1. MZ.de
  2. >
  3. Varia
  4. >
  5. Medienprojekt "Klasse 2.0" in Aschersleben: Medienprojekt "Klasse 2.0" in Aschersleben: Irgendwas ist immer

Medienprojekt "Klasse 2.0" in Aschersleben Medienprojekt "Klasse 2.0" in Aschersleben: Irgendwas ist immer

Von Marko Jeschor 17.02.2015, 18:40
MZ-Redakteur Marko Jeschor schießt ein Selfie mit den Neuntklässlern. Danach erklärt er ihnen, wie die Zeitung Nachrichten online verbreitet. Anhand des Bildes versuchen sie es später selbst.
MZ-Redakteur Marko Jeschor schießt ein Selfie mit den Neuntklässlern. Danach erklärt er ihnen, wie die Zeitung Nachrichten online verbreitet. Anhand des Bildes versuchen sie es später selbst. Anne Schneemelcher Lizenz

Aschersleben - Eigentlich wollten sich die Redakteure und Mitarbeiter der Lokalredaktion Aschersleben der neunten Klasse von Lehrerin Antonia Reinsdorf vorstellen. Nur war am Dienstagvormittag irgendwie keiner der Kollegen da. Fast alle ausgeflogen zu Terminen: Ein Unfall nahe Aschersleben, ein Porträt über ein Ehepaar, das demnächst diamantene Hochzeit feiert, und Schulungen in Halle.

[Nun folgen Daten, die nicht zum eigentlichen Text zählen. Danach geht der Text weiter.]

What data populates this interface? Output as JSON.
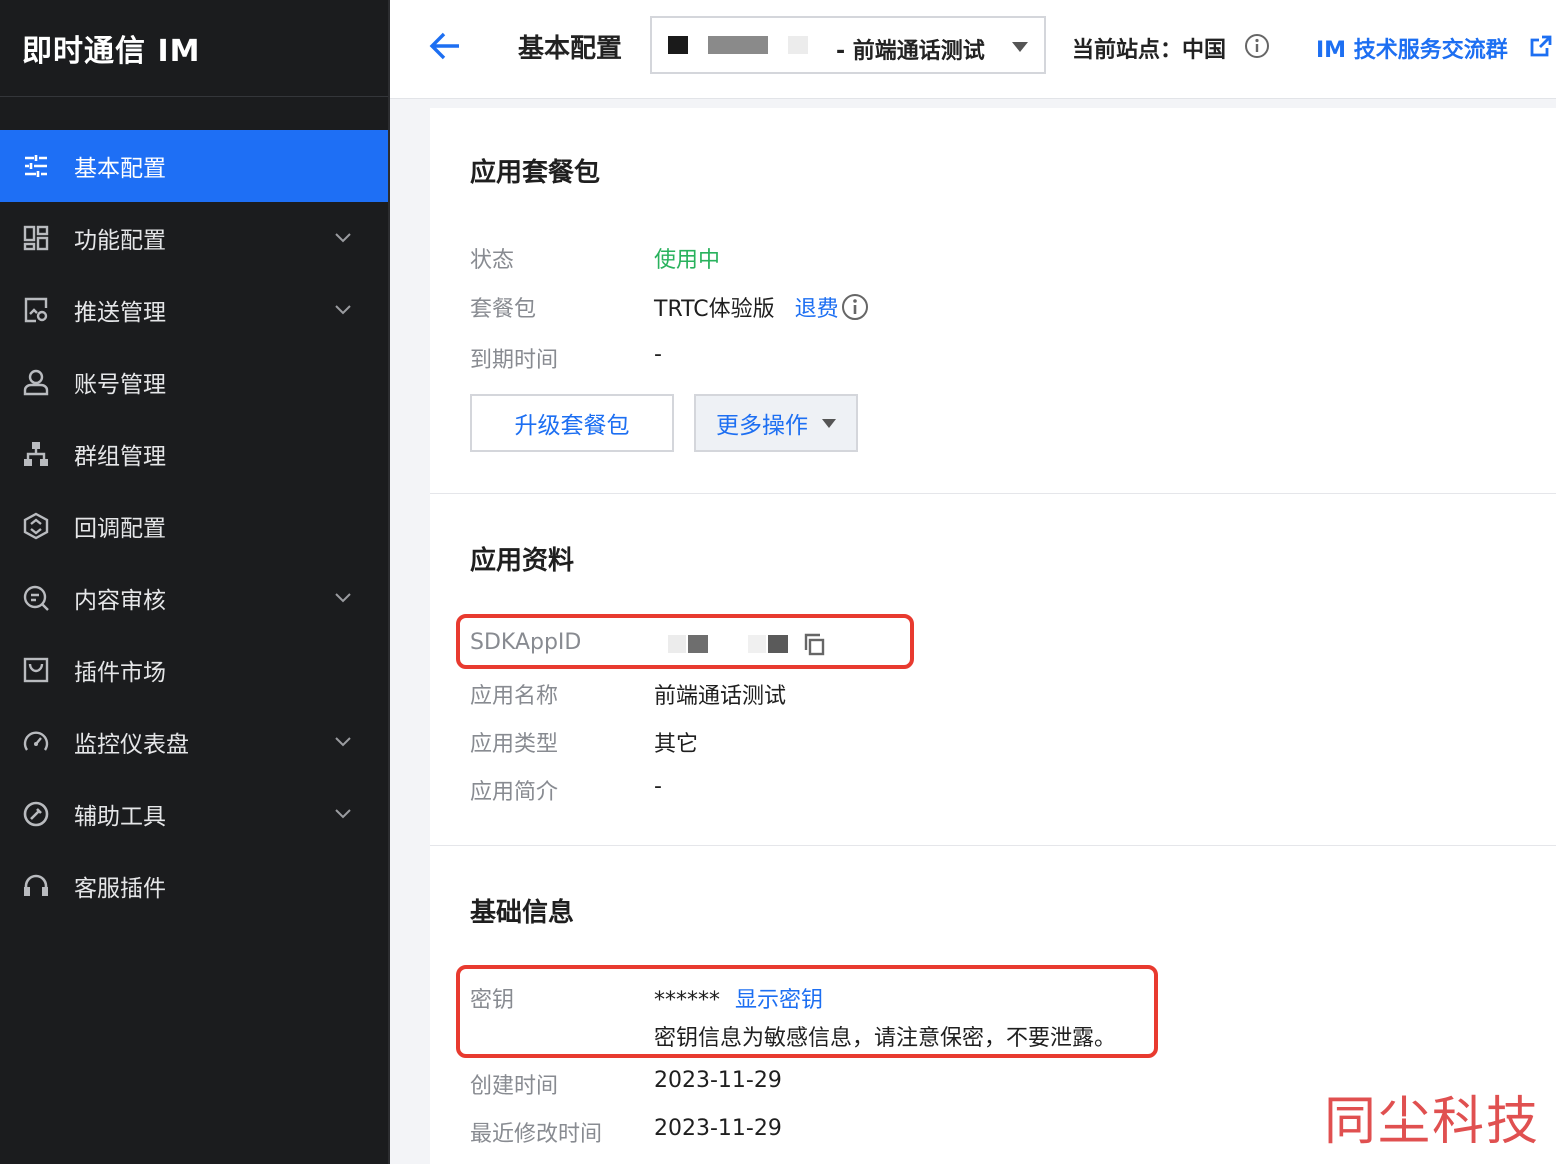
{
  "sidebar": {
    "brand": "即时通信 IM",
    "items": [
      {
        "label": "基本配置",
        "icon": "sliders-icon",
        "active": true,
        "expandable": false
      },
      {
        "label": "功能配置",
        "icon": "dashboard-grid-icon",
        "expandable": true
      },
      {
        "label": "推送管理",
        "icon": "push-icon",
        "expandable": true
      },
      {
        "label": "账号管理",
        "icon": "user-icon",
        "expandable": false
      },
      {
        "label": "群组管理",
        "icon": "org-chart-icon",
        "expandable": false
      },
      {
        "label": "回调配置",
        "icon": "callback-icon",
        "expandable": false
      },
      {
        "label": "内容审核",
        "icon": "content-audit-icon",
        "expandable": true
      },
      {
        "label": "插件市场",
        "icon": "plugin-market-icon",
        "expandable": false
      },
      {
        "label": "监控仪表盘",
        "icon": "gauge-icon",
        "expandable": true
      },
      {
        "label": "辅助工具",
        "icon": "tools-icon",
        "expandable": true
      },
      {
        "label": "客服插件",
        "icon": "headset-icon",
        "expandable": false
      }
    ]
  },
  "topbar": {
    "title": "基本配置",
    "app_select": {
      "value": "- 前端通话测试"
    },
    "site_label": "当前站点：中国",
    "community_link": "IM 技术服务交流群"
  },
  "package": {
    "title": "应用套餐包",
    "status_label": "状态",
    "status_value": "使用中",
    "status_color": "#29b25d",
    "plan_label": "套餐包",
    "plan_value": "TRTC体验版",
    "refund_link": "退费",
    "expire_label": "到期时间",
    "expire_value": "-",
    "upgrade_button": "升级套餐包",
    "more_button": "更多操作"
  },
  "app_info": {
    "title": "应用资料",
    "sdkappid_label": "SDKAppID",
    "name_label": "应用名称",
    "name_value": "前端通话测试",
    "type_label": "应用类型",
    "type_value": "其它",
    "intro_label": "应用简介",
    "intro_value": "-"
  },
  "basic_info": {
    "title": "基础信息",
    "key_label": "密钥",
    "key_mask": "******",
    "show_key_link": "显示密钥",
    "key_hint": "密钥信息为敏感信息，请注意保密，不要泄露。",
    "created_label": "创建时间",
    "created_value": "2023-11-29",
    "modified_label": "最近修改时间",
    "modified_value": "2023-11-29"
  },
  "watermark": "同尘科技",
  "colors": {
    "accent": "#1e6ff5",
    "highlight": "#e83a2f",
    "sidebar_bg": "#1b1c1e"
  }
}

Schon allein daran konnten die Schüler der Gemeinschaftsschule „Adam Olearius“ aus Aschersleben im Rahmen des Medienprojekts Klasse 2.0 sehen, wie es in der Redaktion für gewöhnlich zugeht. Morgens werden normalerweise die Themen besprochen, vor Ort recherchiert und später die Texte geschrieben. Nachmittags sind - mit ein wenig Glück - dann sogar mehr Kollegen in der Redaktion anzutreffen. Aber irgendwas ist ja immer.

Selfie zum Auftakt

Nun ist die Zeitung heutzutage nicht mehr nur Zeitung, zumal die Schüler allein mit dem Papier mittlerweile wenig anzufangen wissen. Ihre Informationen beziehen sie meist über Netzwerke im Internet, allen voran natürlich Facebook und zunehmend auch über den Kurzmitteilungsdienst WhatsApp. Gänzlich unbekannt ist die MZ dank ihres Auftritts im Netz deshalb aber nicht. Immerhin ein paar der 23 Schüler haben die MZ Aschersleben bei Facebook „geliked“. Nach dem Selfie zum Auftakt waren es schon wieder ein paar mehr.

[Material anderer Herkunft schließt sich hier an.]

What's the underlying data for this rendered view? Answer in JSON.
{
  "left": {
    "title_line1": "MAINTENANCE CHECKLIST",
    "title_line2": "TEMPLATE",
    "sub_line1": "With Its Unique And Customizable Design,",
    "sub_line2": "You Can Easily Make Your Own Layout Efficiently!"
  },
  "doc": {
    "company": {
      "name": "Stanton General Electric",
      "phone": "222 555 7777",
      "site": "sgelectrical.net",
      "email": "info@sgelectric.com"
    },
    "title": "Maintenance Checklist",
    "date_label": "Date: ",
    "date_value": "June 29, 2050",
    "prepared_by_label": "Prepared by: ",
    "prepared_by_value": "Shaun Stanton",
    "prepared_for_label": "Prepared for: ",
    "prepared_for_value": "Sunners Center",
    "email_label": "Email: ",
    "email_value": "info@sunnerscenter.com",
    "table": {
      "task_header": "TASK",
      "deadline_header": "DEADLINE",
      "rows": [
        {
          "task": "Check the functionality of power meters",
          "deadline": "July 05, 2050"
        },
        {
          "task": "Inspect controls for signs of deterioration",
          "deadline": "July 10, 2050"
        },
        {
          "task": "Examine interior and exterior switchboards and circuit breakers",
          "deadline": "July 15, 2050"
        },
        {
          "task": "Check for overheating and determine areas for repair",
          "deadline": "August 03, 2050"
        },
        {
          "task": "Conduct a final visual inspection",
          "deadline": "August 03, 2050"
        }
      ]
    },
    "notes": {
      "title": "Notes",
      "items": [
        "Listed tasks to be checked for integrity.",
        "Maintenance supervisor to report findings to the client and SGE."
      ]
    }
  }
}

Beim Medienprojekt „Klasse 2.0“ der Mitteldeutschen Zeitung lernen insgesamt 6.000 Schüler aus dem gesamten Verbreitungsgebiet vier Wochen lang die Tageszeitung im Unterricht kennen und schreiben auch selbst Texte.

Damit unterstützt das Projekt den Erwerb von Medienkompetenzen und bietet Informationen zu den Chancen und Risiken der digitalen Welt. Den Lehrern und Schülern stehen umfangreiche Unterrichtsmaterialien zur Verfügung.

Einige Klassen erhalten zusätzlich iPads, die im Unterricht genutzt werden. Alle Schüler haben zusätzlich die Möglichkeit, ihre Texte online in einem Blog zu veröffentlichen. Im Verbreitungsgebiet der Ascherslebener Zeitung sind die Albert-Schweitzer-Sekundarschule, die Freie Sekundarschule „Adam Olearius“, das Gymnasium Stephaneum, die Sekundarschule Burgschule, die Seeland-Sekundarschule, die Förderschule „Pestalozzi“, die Kastanienschule sowie die Berufsbildende Schule Wema in Aschersleben dabei.

Unterstützt wird das Projekt von der AOK Sachsen-Anhalt und Mitgas.

Auch wenn die wenigsten in der Klasse regelmäßig Zeitung lesen; was in ihrer Umgebung los ist, wollen sie schon wissen. Lia-Schirin zum Beispiel verfolgte den Beitrag „Wurst-Maik hört auf“ in der Dienstagsausgabe mit Interesse. „Weil man ihn kennt“, begründet die 14-Jährige. Ihre Mitschülerin Lena fand die Tierbilder auf der Leserbriefseite zwar prima, allein deswegen würde sie jedoch nicht zur Zeitung greifen. Dann lieber Geschichten über Geschäfte in der Innenstadt und was gerade modisch angesagt ist in Aschersleben.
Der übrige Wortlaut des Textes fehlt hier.